Some might say that it is the killing of civilians and non-combatants. Yet state forces all over the world engage in such tactics and then refute any accusations that their actions are terrorist in nature. Notable examples are the bombings of the urban populations of Hiroshima, Nagasaki, Berlin and Dresden, or the many instances of deliberate drones attacks on civilian gatherings in Afghanistan and Pakistan, or the slaughter of Civil Rights marchers in Derry. The military responsible for such occurrences refuse to view themselves as terrorists.
Some might say that terrorism is undemocratic military action. But how many nations have ever held a referendum on whether or not to go to war? Would the British people have voted to participate in the war in Iraq, a war which was instigated solely to gain access to the natural resources there whilst appeasing a fanatically imperialist U.S. administration and the corporations that control that bedraggled state?

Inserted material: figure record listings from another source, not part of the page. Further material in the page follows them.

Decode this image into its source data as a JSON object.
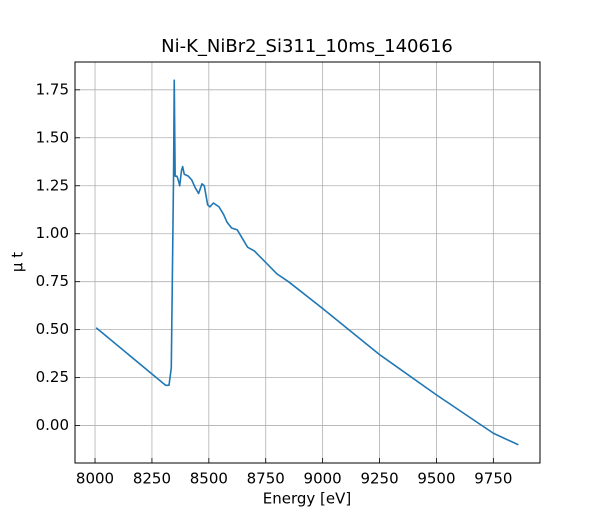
{
  "chart_data": {
    "type": "line",
    "title": "Ni-K_NiBr2_Si311_10ms_140616",
    "x_label": "Energy [eV]",
    "y_label": "μ t",
    "x": [
      8005,
      8310,
      8325,
      8335,
      8340,
      8345,
      8348,
      8352,
      8360,
      8368,
      8372,
      8380,
      8385,
      8392,
      8410,
      8425,
      8440,
      8455,
      8470,
      8480,
      8495,
      8505,
      8520,
      8545,
      8565,
      8580,
      8600,
      8625,
      8645,
      8670,
      8700,
      8750,
      8800,
      8850,
      9000,
      9250,
      9500,
      9750,
      9860
    ],
    "series": [
      {
        "name": "Ni-K_NiBr2_Si311_10ms_140616",
        "color": "#1f77b4",
        "values": [
          0.51,
          0.21,
          0.21,
          0.3,
          0.8,
          1.3,
          1.8,
          1.3,
          1.3,
          1.27,
          1.25,
          1.33,
          1.35,
          1.31,
          1.3,
          1.28,
          1.24,
          1.21,
          1.26,
          1.25,
          1.15,
          1.14,
          1.16,
          1.14,
          1.1,
          1.06,
          1.03,
          1.02,
          0.98,
          0.93,
          0.91,
          0.85,
          0.79,
          0.75,
          0.61,
          0.37,
          0.16,
          -0.04,
          -0.1
        ]
      }
    ],
    "xlim": [
      7912,
      9955
    ],
    "xticks": [
      8000,
      8250,
      8500,
      8750,
      9000,
      9250,
      9500,
      9750
    ],
    "ylim": [
      -0.195,
      1.895
    ],
    "yticks": [
      {
        "value": 0,
        "label": "0.00"
      },
      0.25,
      {
        "value": 0.5,
        "label": "0.50"
      },
      0.75,
      {
        "value": 1,
        "label": "1.00"
      },
      1.25,
      {
        "value": 1.5,
        "label": "1.50"
      },
      1.75
    ],
    "grid": true
  }
}
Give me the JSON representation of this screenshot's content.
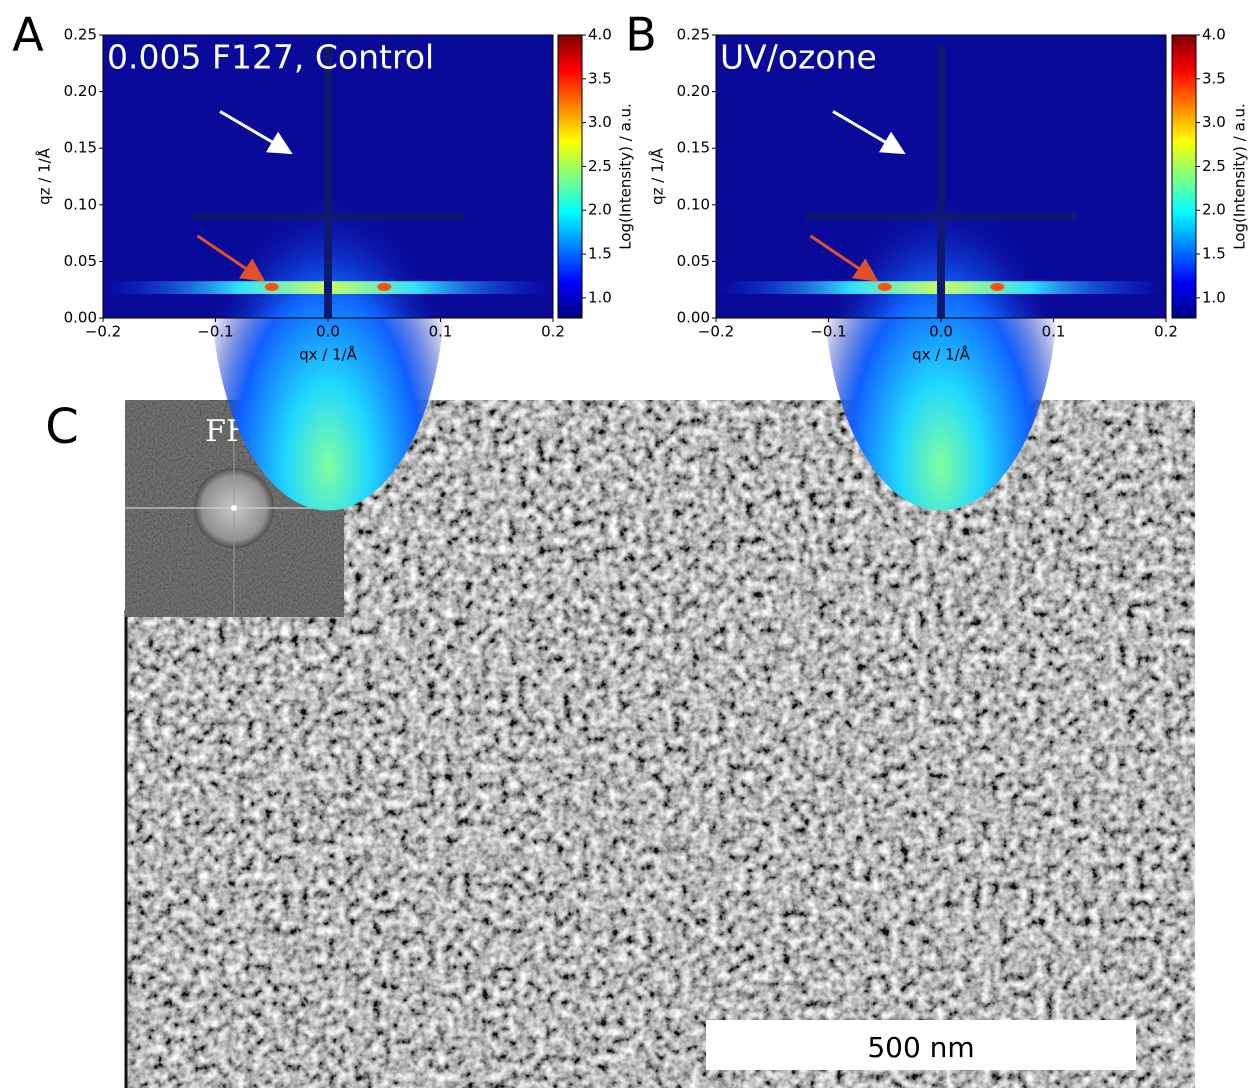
{
  "chart_data": [
    {
      "type": "heatmap",
      "label": "A",
      "title": "0.005 F127, Control",
      "xlabel": "qx / 1/Å",
      "ylabel": "qz / 1/Å",
      "colorbar_label": "Log(Intensity) / a.u.",
      "xlim": [
        -0.2,
        0.2
      ],
      "ylim": [
        0,
        0.25
      ],
      "clim": [
        0.77,
        4.0
      ],
      "xticks": [
        {
          "value": -0.2,
          "label": "−0.2"
        },
        {
          "value": -0.1,
          "label": "−0.1"
        },
        {
          "value": 0,
          "label": "0.0"
        },
        0.1,
        0.2
      ],
      "yticks": [
        {
          "value": 0,
          "label": "0.00"
        },
        0.05,
        {
          "value": 0.1,
          "label": "0.10"
        },
        0.15,
        {
          "value": 0.2,
          "label": "0.20"
        },
        0.25
      ],
      "cticks": [
        {
          "value": 1,
          "label": "1.0"
        },
        1.5,
        {
          "value": 2,
          "label": "2.0"
        },
        2.5,
        {
          "value": 3,
          "label": "3.0"
        },
        3.5,
        {
          "value": 4,
          "label": "4.0"
        }
      ]
    },
    {
      "type": "heatmap",
      "label": "B",
      "title": "UV/ozone",
      "xlabel": "qx / 1/Å",
      "ylabel": "qz / 1/Å",
      "colorbar_label": "Log(Intensity) / a.u.",
      "xlim": [
        -0.2,
        0.2
      ],
      "ylim": [
        0,
        0.25
      ],
      "clim": [
        0.77,
        4.0
      ],
      "xticks": [
        {
          "value": -0.2,
          "label": "−0.2"
        },
        {
          "value": -0.1,
          "label": "−0.1"
        },
        {
          "value": 0,
          "label": "0.0"
        },
        0.1,
        0.2
      ],
      "yticks": [
        {
          "value": 0,
          "label": "0.00"
        },
        0.05,
        {
          "value": 0.1,
          "label": "0.10"
        },
        0.15,
        {
          "value": 0.2,
          "label": "0.20"
        },
        0.25
      ],
      "cticks": [
        {
          "value": 1,
          "label": "1.0"
        },
        1.5,
        {
          "value": 2,
          "label": "2.0"
        },
        2.5,
        {
          "value": 3,
          "label": "3.0"
        },
        3.5,
        {
          "value": 4,
          "label": "4.0"
        }
      ]
    }
  ],
  "panel_c": {
    "label": "C",
    "inset_label": "FFT",
    "scale_bar": "500 nm"
  }
}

Some might say that the end sought by the use of physical force must be deemed immoral or unethical. Yet who decides on what constitutes acceptable morals or ethics? Such concepts appear to vary from nation to nation, culture to culture, era to era.
In the absence of any agreed and respected International Standard, it could be argued that terrorism is determined by whichever ruling authority exists at any given time. This ‘to the victor the spoils‘ mentality can be seen to be reinforced by state influenced media who engage in partisan political portrayals whilst disseminating Establishment propaganda.
Such journalistic capitulation is both socially unhealthy and judicially detrimental. Greater balance, courage and integrity is needed within the media industry when presenting current affairs, so that a populace might then be able to make an informed decision as to what exactly constitutes terrorism, and who exactly the terrorists are.